Oh hmm I'm a little confused about your use case I think. I thought you needed to use the 2D bounding boxes, which were labeled for images only, and are separate from the 3D bounding boxes, which are labeled for the LiDAR. Between these two sets of boxes we only have correspondences for pedestrians. If you are using the 3D bounding boxes, then yes, there is natively depth encoded already. The projected boxes above correspond to the 3D boxes simply projected into the image plane.

SyedShafiq commented 2 months ago

Oh hmm I'm a little confused about your use case I think. I thought you needed to use the 2D bounding boxes, which were labeled for images only, and are separate from the 3D bounding boxes, which are labeled for the LiDAR. Between these two sets of boxes we only have correspondences for pedestrians. If you are using the 3D bounding boxes, then yes, there is natively depth encoded already. The projected boxes above correspond to the 3D boxes simply projected into the image plane.

Sorry for the confusion. I do require 2D boxes of those objects as well, whose 3D boxes are projected into the image plane for my use case. I would need an object_id that would correspond with both these boxes.

Question:

  1. Can I use the 2D boxes created by the function show_projected_camera_synced_boxes for my use case? ( I have attached the code which was present in the tutorial). Since the boxes that are generated here is using ""box = label.camera_synced_box"". In v2 format it should be "LiDARCameraSyncedBoxComponent" which also has key.laser_object_id. Then I would know that the 2D and 3D box created would be for that particular object. With the 3D box I would calculate the depth of the object and use the same 2D box which would have the same id key.laser_object_id.
def show_projected_camera_synced_boxes(camera_image, ax, draw_3d_box=False):
  """Displays camera_synced_box 3D labels projected onto camera."""
  calibration = next(cc for cc in frame.context.camera_calibrations
                     if cc.name == camera_image.name)

  for label in frame.laser_labels:
    box = label.camera_synced_box

    if not box.ByteSize():
      continue  # Filter out labels that do not have a camera_synced_box.
    if (FILTER_AVAILABLE and not label.num_top_lidar_points_in_box) or (
        not FILTER_AVAILABLE and not label.num_lidar_points_in_box):
      continue  # Filter out likely occluded objects.

    # Retrieve upright 3D box corners.
    box_coords = np.array([[
        box.center_x, box.center_y, box.center_z, box.length, box.width,
        box.height, box.heading
    ]])
    corners = box_utils.get_upright_3d_box_corners(
        box_coords)[0].numpy()  # [8, 3]

    # Project box corners from vehicle coordinates onto the image.
    projected_corners = project_vehicle_to_image(frame.pose, calibration,
                                                 corners)
    u, v, ok = projected_corners.transpose()
    ok = ok.astype(bool)

    # Skip object if any corner projection failed.
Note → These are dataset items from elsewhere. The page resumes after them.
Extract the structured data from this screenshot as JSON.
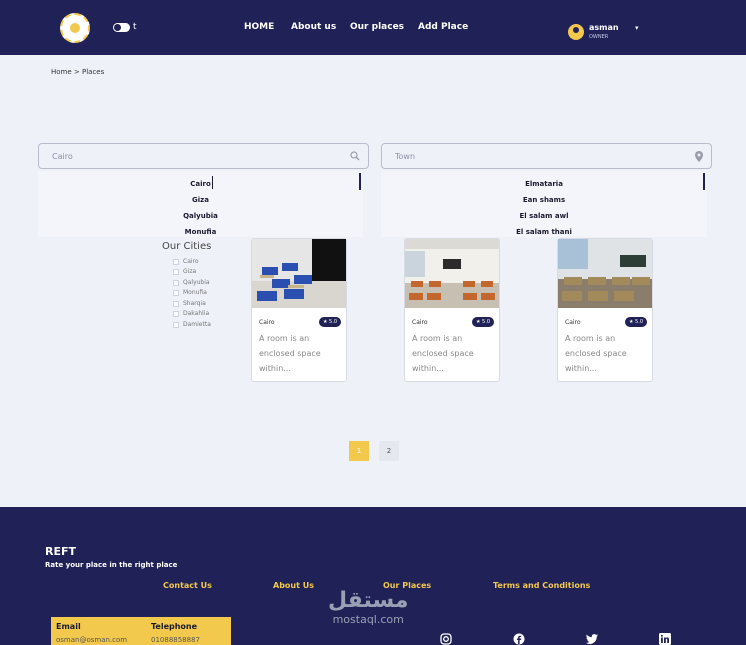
{
  "navbar": {
    "toggle_letter": "t",
    "links": [
      "HOME",
      "About us",
      "Our places",
      "Add Place"
    ],
    "user": {
      "name": "asman",
      "role": "OWNER",
      "caret": "▾"
    }
  },
  "breadcrumb": "Home > Places",
  "search": {
    "city_value": "Cairo",
    "town_placeholder": "Town",
    "city_options": [
      "Cairo",
      "Giza",
      "Qalyubia",
      "Monufia"
    ],
    "town_options": [
      "Elmataria",
      "Ean shams",
      "El salam awl",
      "El salam thani"
    ]
  },
  "filter": {
    "title": "Our Cities",
    "cities": [
      "Cairo",
      "Giza",
      "Qalyubia",
      "Monufia",
      "Sharqia",
      "Dakahlia",
      "Damietta"
    ]
  },
  "cards": [
    {
      "city": "Cairo",
      "rating": "★ 5.0",
      "description": "A room is an enclosed space within..."
    },
    {
      "city": "Cairo",
      "rating": "★ 5.0",
      "description": "A room is an enclosed space within..."
    },
    {
      "city": "Cairo",
      "rating": "★ 5.0",
      "description": "A room is an enclosed space within..."
    }
  ],
  "pagination": {
    "pages": [
      "1",
      "2"
    ],
    "current": 1
  },
  "footer": {
    "brand": "REFT",
    "tagline": "Rate your place in the right place",
    "links": [
      "Contact Us",
      "About Us",
      "Our Places",
      "Terms and Conditions"
    ],
    "contact": {
      "email_label": "Email",
      "email_value": "osman@osman.com",
      "phone_label": "Telephone",
      "phone_value": "01088858887"
    },
    "watermark_ar": "مستقل",
    "watermark_en": "mostaql.com",
    "social_icons": [
      "instagram-icon",
      "facebook-icon",
      "twitter-icon",
      "linkedin-icon"
    ]
  },
  "colors": {
    "primary": "#1f2157",
    "accent": "#f2c94c",
    "background": "#eef1f8"
  }
}
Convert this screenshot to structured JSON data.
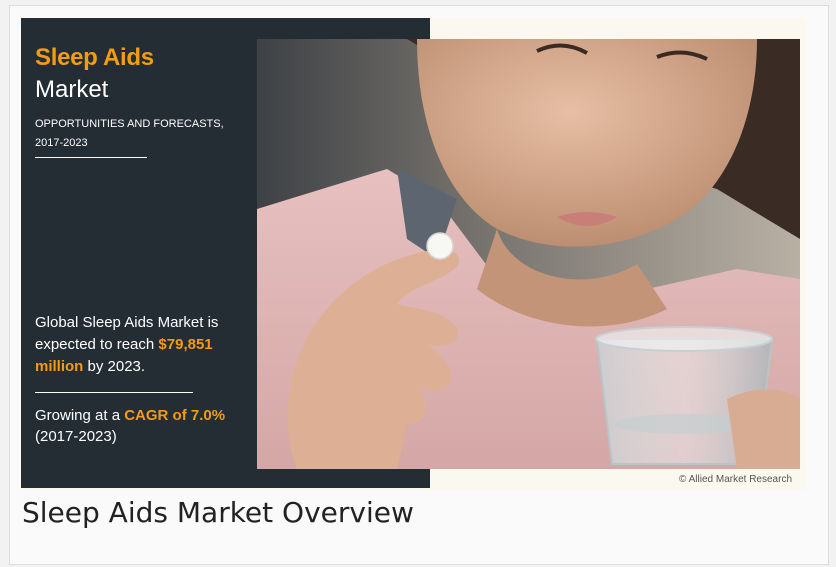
{
  "infographic": {
    "title_highlight": "Sleep Aids",
    "title_rest": "Market",
    "subtitle_line1": "OPPORTUNITIES AND FORECASTS,",
    "subtitle_line2": "2017-2023",
    "stat1_pre": "Global Sleep Aids Market is expected to reach ",
    "stat1_value": "$79,851 million",
    "stat1_post": " by 2023.",
    "stat2_pre": "Growing at a ",
    "stat2_value": "CAGR of 7.0%",
    "stat2_post": "(2017-2023)",
    "credit": "© Allied Market Research",
    "accent_color": "#f39c12",
    "panel_color": "#242c34"
  },
  "caption": "Sleep Aids Market Overview"
}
Note that this is very
    # strict and can lead to exclusion of some partially visible objects.
    if not all(ok):
      continue
    u = u[ok]
    v = v[ok]

    # Clip box to image bounds.
    u = np.clip(u, 0, calibration.width)
    v = np.clip(v, 0, calibration.height)
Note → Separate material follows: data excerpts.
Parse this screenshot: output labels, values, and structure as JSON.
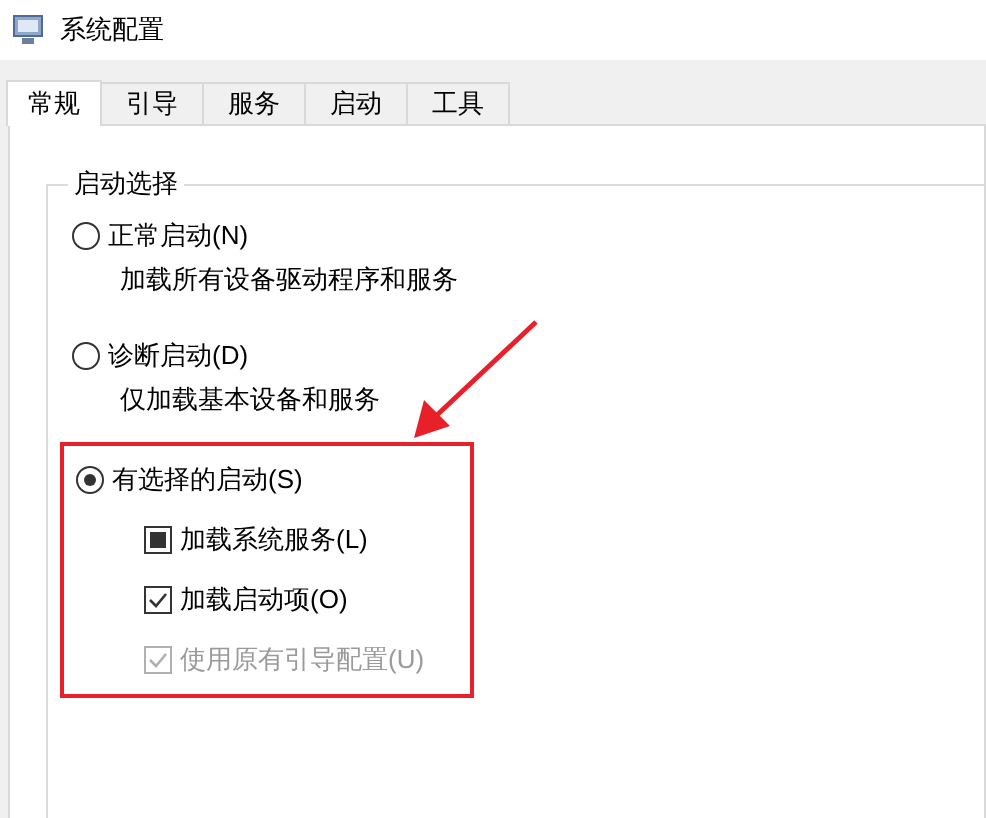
{
  "window": {
    "title": "系统配置"
  },
  "tabs": [
    {
      "label": "常规",
      "selected": true
    },
    {
      "label": "引导",
      "selected": false
    },
    {
      "label": "服务",
      "selected": false
    },
    {
      "label": "启动",
      "selected": false
    },
    {
      "label": "工具",
      "selected": false
    }
  ],
  "group": {
    "title": "启动选择",
    "options": [
      {
        "label": "正常启动(N)",
        "description": "加载所有设备驱动程序和服务",
        "selected": false
      },
      {
        "label": "诊断启动(D)",
        "description": "仅加载基本设备和服务",
        "selected": false
      },
      {
        "label": "有选择的启动(S)",
        "selected": true,
        "highlighted": true,
        "suboptions": [
          {
            "label": "加载系统服务(L)",
            "checked": true,
            "indeterminate": true,
            "disabled": false
          },
          {
            "label": "加载启动项(O)",
            "checked": true,
            "disabled": false
          },
          {
            "label": "使用原有引导配置(U)",
            "checked": true,
            "disabled": true
          }
        ]
      }
    ]
  }
}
    if u.max() - u.min() == 0 or v.max() - v.min() == 0:
      continue

    if draw_3d_box:
      # Draw approximate 3D wireframe box onto the image. Occlusions are not
      # handled properly.
      draw_3d_wireframe_box(ax, u, v, (1.0, 1.0, 0.0))
    else:
      # Draw projected 2D box onto the image.
      draw_2d_box(ax, u, v, (1.0, 1.0, 0.0))
  1. If it is possible, how do I find the native depth of the 3D bounding box that is already encoded?